Anonim Şirket Yönetim Kurulu Üyelerinin ve Yakınlarının Şirkete Borçlanma Yasağı

Önceki yazımızda anonim şirket ortakları için öngörülen şirkete borçlanma yasağını ve bu yasağa aykırılık halinde verilecek cezaları hem ilk hem de son haliyle izah etmiştik. Şirkete borçlanma yasağı anonim şirketin yönetim kurulu üyeleri ile bazı yakınları hakkında da öngörülmektedir. Ancak, bu düzenleme de zaman içerisinde değişikliğe uğramıştır.
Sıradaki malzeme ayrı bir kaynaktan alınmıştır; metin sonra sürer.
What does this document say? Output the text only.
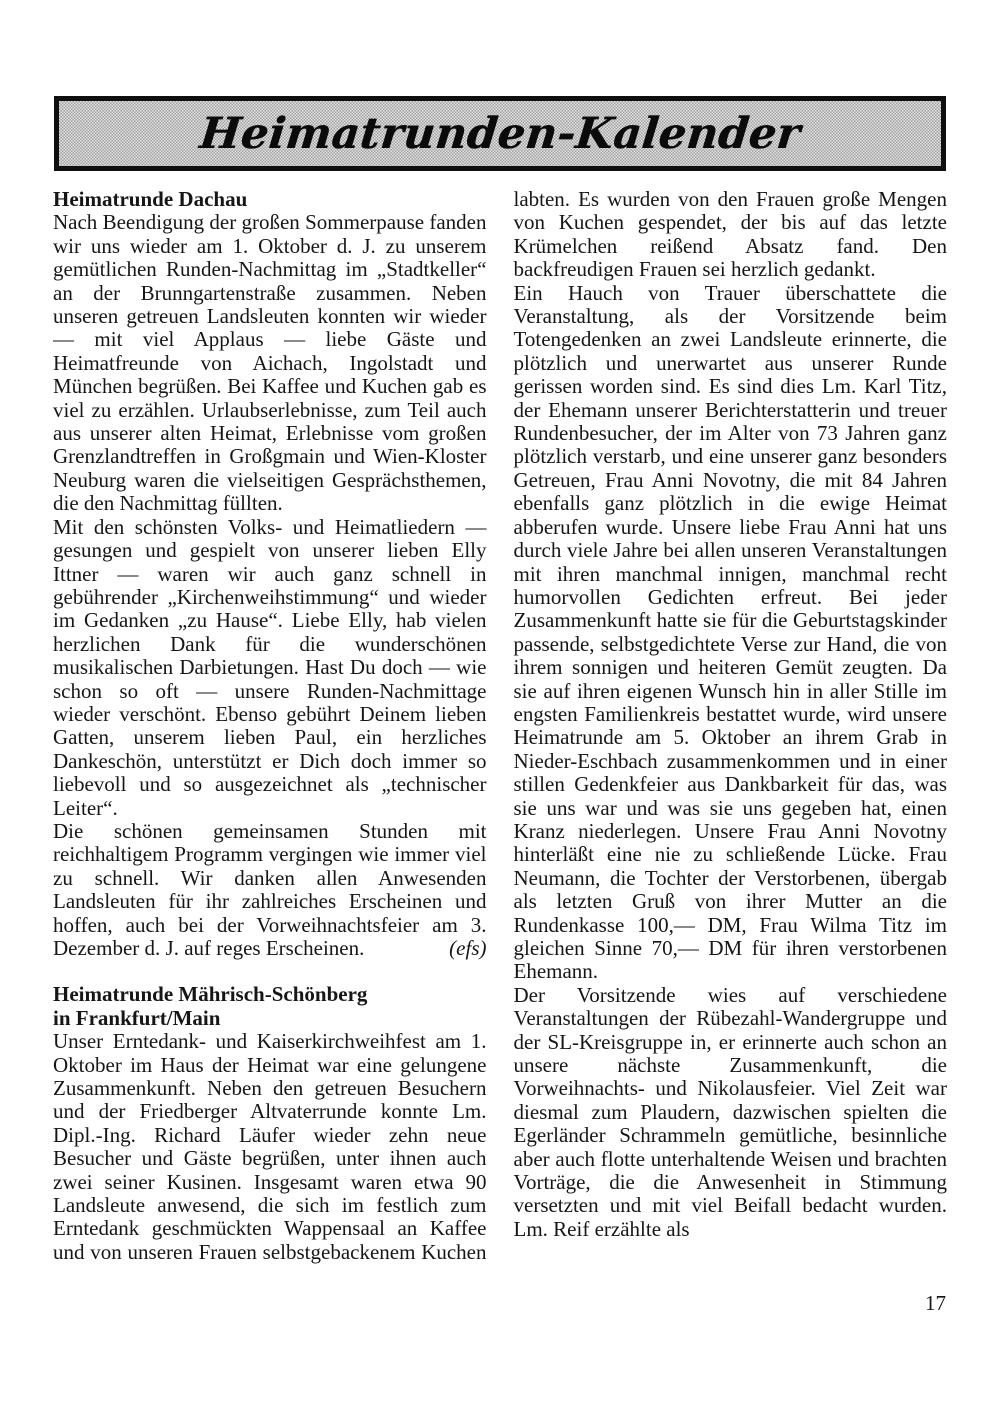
Heimatrunden-Kalender
Heimatrunde Dachau

Nach Beendigung der großen Sommerpause fanden wir uns wieder am 1. Oktober d. J. zu unserem gemütlichen Runden-Nachmittag im „Stadtkeller“ an der Brunngartenstraße zusammen. Neben unseren getreuen Landsleuten konnten wir wieder — mit viel Applaus — liebe Gäste und Heimatfreunde von Aichach, Ingolstadt und München begrüßen. Bei Kaffee und Kuchen gab es viel zu erzählen. Urlaubserlebnisse, zum Teil auch aus unserer alten Heimat, Erlebnisse vom großen Grenzlandtreffen in Großgmain und Wien-Kloster Neuburg waren die vielseitigen Gesprächsthemen, die den Nachmittag füllten.

Mit den schönsten Volks- und Heimatliedern — gesungen und gespielt von unserer lieben Elly Ittner — waren wir auch ganz schnell in gebührender „Kirchenweihstimmung“ und wieder im Gedanken „zu Hause“. Liebe Elly, hab vielen herzlichen Dank für die wunderschönen musikalischen Darbietungen. Hast Du doch — wie schon so oft — unsere Runden-Nachmittage wieder verschönt. Ebenso gebührt Deinem lieben Gatten, unserem lieben Paul, ein herzliches Dankeschön, unterstützt er Dich doch immer so liebevoll und so ausgezeichnet als „technischer Leiter“.

Die schönen gemeinsamen Stunden mit reichhaltigem Programm vergingen wie immer viel zu schnell. Wir danken allen Anwesenden Landsleuten für ihr zahlreiches Erscheinen und hoffen, auch bei der Vorweihnachtsfeier am 3. Dezember d. J. auf reges Erscheinen.	(efs)

Heimatrunde Mährisch-Schönberg
in Frankfurt/Main

Unser Erntedank- und Kaiserkirchweihfest am 1. Oktober im Haus der Heimat war eine gelungene Zusammenkunft. Neben den getreuen Besuchern und der Friedberger Altvaterrunde konnte Lm. Dipl.-Ing. Richard Läufer wieder zehn neue Besucher und Gäste begrüßen, unter ihnen auch zwei seiner Kusinen. Insgesamt waren etwa 90 Landsleute anwesend, die sich im festlich zum Erntedank geschmückten Wappensaal an Kaffee und von unseren Frauen selbstgebackenem Kuchen labten. Es wurden von den Frauen große Mengen von Kuchen gespendet, der bis auf das letzte Krümelchen reißend Absatz fand. Den backfreudigen Frauen sei herzlich gedankt.

Ein Hauch von Trauer überschattete die Veranstaltung, als der Vorsitzende beim Totengedenken an zwei Landsleute erinnerte, die plötzlich und unerwartet aus unserer Runde gerissen worden sind. Es sind dies Lm. Karl Titz, der Ehemann unserer Berichterstatterin und treuer Rundenbesucher, der im Alter von 73 Jahren ganz plötzlich verstarb, und eine unserer ganz besonders Getreuen, Frau Anni Novotny, die mit 84 Jahren ebenfalls ganz plötzlich in die ewige Heimat abberufen wurde. Unsere liebe Frau Anni hat uns durch viele Jahre bei allen unseren Veranstaltungen mit ihren manchmal innigen, manchmal recht humorvollen Gedichten erfreut. Bei jeder Zusammenkunft hatte sie für die Geburtstagskinder passende, selbstgedichtete Verse zur Hand, die von ihrem sonnigen und heiteren Gemüt zeugten. Da sie auf ihren eigenen Wunsch hin in aller Stille im engsten Familienkreis bestattet wurde, wird unsere Heimatrunde am 5. Oktober an ihrem Grab in Nieder-Eschbach zusammenkommen und in einer stillen Gedenkfeier aus Dankbarkeit für das, was sie uns war und was sie uns gegeben hat, einen Kranz niederlegen. Unsere Frau Anni Novotny hinterläßt eine nie zu schließende Lücke. Frau Neumann, die Tochter der Verstorbenen, übergab als letzten Gruß von ihrer Mutter an die Rundenkasse 100,— DM, Frau Wilma Titz im gleichen Sinne 70,— DM für ihren verstorbenen Ehemann.

Der Vorsitzende wies auf verschiedene Veranstaltungen der Rübezahl-Wandergruppe und der SL-Kreisgruppe in, er erinnerte auch schon an unsere nächste Zusammenkunft, die Vorweihnachts- und Nikolausfeier. Viel Zeit war diesmal zum Plaudern, dazwischen spielten die Egerländer Schrammeln gemütliche, besinnliche aber auch flotte unterhaltende Weisen und brachten Vorträge, die die Anwesenheit in Stimmung versetzten und mit viel Beifall bedacht wurden. Lm. Reif erzählte als

17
Anonim şirket yönetim kurulu üyelerinin şirkete borçlanma yasağı, TTK’nın 395. maddesinde düzenlenmiştir. Anılan maddenin ikinci fıkrasının ilk halinde;

  • Anonim şirketin yönetim kurulu üyeleri ile onların alt ve üst soyundan birinin ya da eşlerinin yahut üçüncü dereceye kadar (üçüncü derece dâhil)kan ve kayın hısımlarının (çocukları, torunları, annesi/babası, kayınpederi/kayınvalidesi, kendisinin ve eşinin büyükannesi/büyükbabası, kardeşi, kaynı, baldızı, görümcesi, amcası, halası, dayısı, teyzesi, yeğenleri),
  • Yönetim kurulu üyeleri ile onların alt ve üst soyundan birinin ya da eşlerinin yahut üçüncü dereceye kadar -üçüncü derece dâhil- kan ve kayın hısımlarının ortağı oldukları şahıs şirketlerinin ve en az yüzde yirmisine katıldıkları sermaye şirketlerinin

şirkete nakit veya ayın olarak borçlanmaları, şirketin yukarıda sayılan kişiler için kefalet, garanti ve teminat vermesini, sorumluluk yüklenmesi veya bunların borçlarını devralması yasaklanmış, bu yasağa rağmen şirkete borçlanılması durumunda, ilgili yönetim kurulu üyesine veya sayılan yakınlarına ve diğer ilgililere, üçyüz günden az olmamak üzere -6.000 TL’den 73.000 TL’ye kadar- adlî para cezası verilmesi öngörülmüştü.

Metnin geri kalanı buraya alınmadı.